I’d settle for saying that Irene just shows up one day a few weeks from now out of the clear blue sky, the way people sometimes seem to do in Lisa’s life. There she is now—an old woman, pulling up in an Oldsmobile Cutlass Ciera, tires pleasantly crushing the stray unrenewed clumps of gravel along the long driveway. It’s summer, she’s wearing sunglasses. Sarah Jane hears the car drive up, hears the driver kill the motor: Lisa, who’s that? It’s my mother. She’s found me.

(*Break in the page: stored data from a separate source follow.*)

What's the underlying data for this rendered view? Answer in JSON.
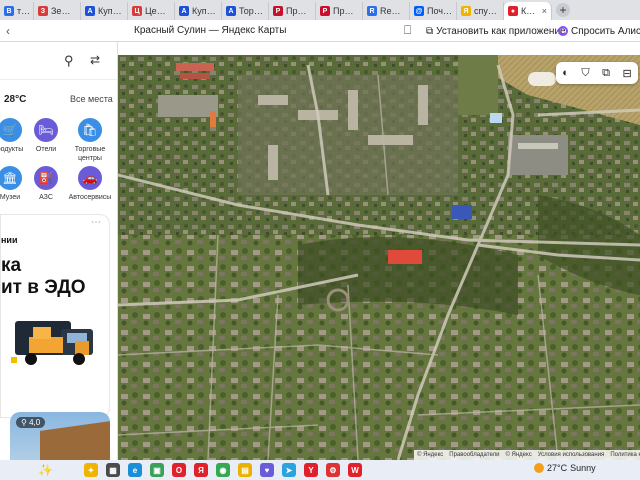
{
  "tabs": [
    {
      "label": "т банкр",
      "color": "#2a6ee8",
      "glyph": "B"
    },
    {
      "label": "Земель",
      "color": "#d93b3b",
      "glyph": "З"
    },
    {
      "label": "Купить",
      "color": "#1e4fd8",
      "glyph": "A"
    },
    {
      "label": "Центр д",
      "color": "#d93b3b",
      "glyph": "Ц"
    },
    {
      "label": "Купить",
      "color": "#1e4fd8",
      "glyph": "A"
    },
    {
      "label": "Торги п",
      "color": "#1e4fd8",
      "glyph": "A"
    },
    {
      "label": "Протоко",
      "color": "#c8102e",
      "glyph": "P"
    },
    {
      "label": "Протоко",
      "color": "#c8102e",
      "glyph": "P"
    },
    {
      "label": "Reuters",
      "color": "#2a6ee8",
      "glyph": "R"
    },
    {
      "label": "Почта М",
      "color": "#005ff9",
      "glyph": "@"
    },
    {
      "label": "спутник",
      "color": "#f0b400",
      "glyph": "Я"
    }
  ],
  "active_tab": {
    "label": "Крас",
    "close": "×"
  },
  "newtab": "+",
  "titlebar": {
    "title": "Красный Сулин — Яндекс Карты",
    "install": "Установить как приложение",
    "alice": "Спросить Алису А"
  },
  "sidebar": {
    "weather": "28°C",
    "all_places": "Все места",
    "categories": [
      {
        "label": "родукты",
        "color": "#3a8ee6",
        "glyph": "🛒"
      },
      {
        "label": "Отели",
        "color": "#6a5cd8",
        "glyph": "🛏"
      },
      {
        "label": "Торговые центры",
        "color": "#3a8ee6",
        "glyph": "🛍"
      },
      {
        "label": "Музеи",
        "color": "#3a8ee6",
        "glyph": "🏛"
      },
      {
        "label": "АЗС",
        "color": "#6a5cd8",
        "glyph": "⛽"
      },
      {
        "label": "Автосервисы",
        "color": "#6a5cd8",
        "glyph": "🚗"
      }
    ],
    "ad": {
      "menu": "⋯",
      "small": "нии",
      "line1": "ка",
      "line2": "ит в ЭДО"
    },
    "card_rating": "⚲ 4,0"
  },
  "map": {
    "controls": [
      "◐",
      "⛉",
      "⧉",
      "⊟"
    ],
    "copyright": [
      "© Яндекс",
      "Правообладатели",
      "© Яндекс",
      "Условия использования",
      "Политика конфиде"
    ]
  },
  "taskbar": {
    "weather": "27°C",
    "condition": "Sunny",
    "apps": [
      {
        "glyph": "✦",
        "color": "#f0b400"
      },
      {
        "glyph": "▦",
        "color": "#4a4a4a"
      },
      {
        "glyph": "e",
        "color": "#1a8fd8"
      },
      {
        "glyph": "▣",
        "color": "#3aa05a"
      },
      {
        "glyph": "O",
        "color": "#e0202a"
      },
      {
        "glyph": "Я",
        "color": "#e0202a"
      },
      {
        "glyph": "◉",
        "color": "#36a853"
      },
      {
        "glyph": "▤",
        "color": "#e9b200"
      },
      {
        "glyph": "♥",
        "color": "#6a5cd8"
      },
      {
        "glyph": "➤",
        "color": "#2aa3de"
      },
      {
        "glyph": "Y",
        "color": "#e0202a"
      },
      {
        "glyph": "⚙",
        "color": "#d33"
      },
      {
        "glyph": "W",
        "color": "#e0202a"
      }
    ]
  }
}
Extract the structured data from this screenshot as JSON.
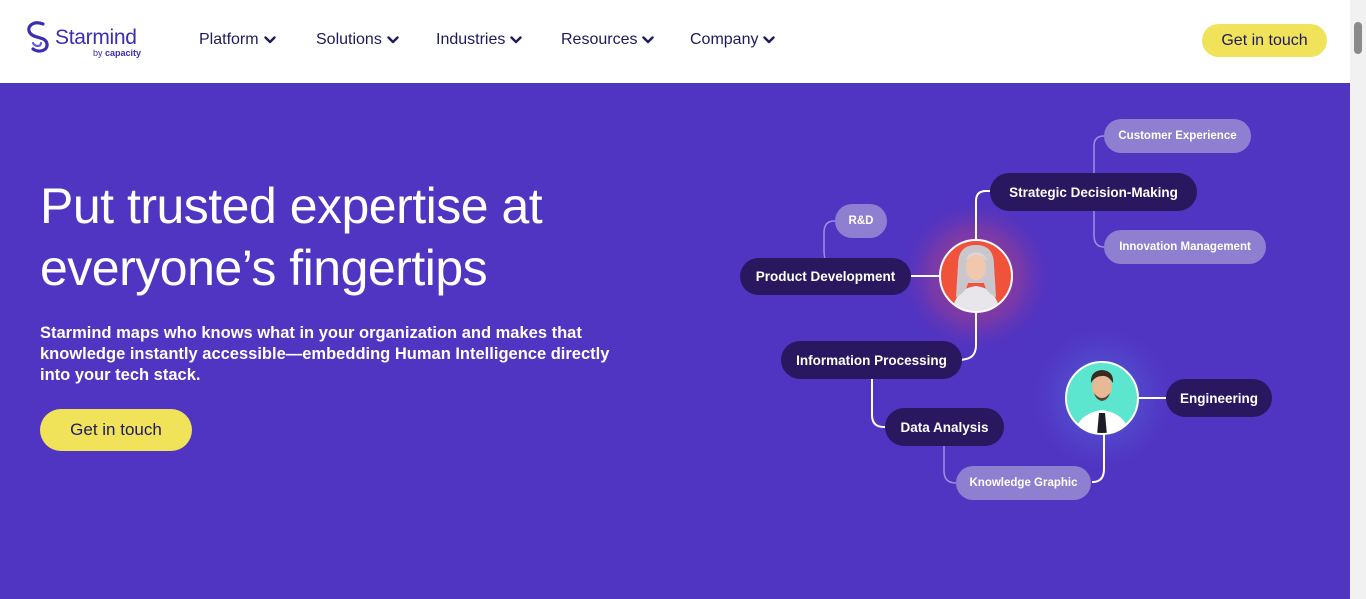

It’d even be OK if we had to learn that something has gone terribly wrong—that she gets arrested for shoplifting in Rapid City one year and takes a plea, and when the group moves on, they leave her behind; and so, after serving her thirty days in the county jail, she emerges directionless, no sense of where to go, afraid to see if the bridges she crossed to get here are still standing: and so she walks until she finds a church, Assemblies of God Rapid City, and they find a parishioner who’s willing to give her room and board until she can get back up on her feet; and then she calls home to Crescent, but the number’s been disconnected, because Peter and Lisa don’t live there any more. They left ages ago. They are driving around the country looking for Irene, following up on tips and rumors that never pan out. Lisa’s childhood is ruined; Peter can’t put himself back together; Irene can only guess at this from the message she’s hearing, The number you have called is not in service at this time, but her guess is good enough. She can’t call her parents; she can’t stand it; there is the possibility that they are both dead. It’s been seven years. She finds work at a drugstore, abandoned by the family she’s forsaken her husband and daughter for. She sleeps as long as she can at night. Just being awake feels hard most days. She tries to read her dog-eared Bible, but the connection is lost. She buries her memories under any worthless dirt she can find to pile on top of them: watching television, doing crosswords, working jigsaw puzzles from the Goodwill on a coffee table in her efficiency apartment.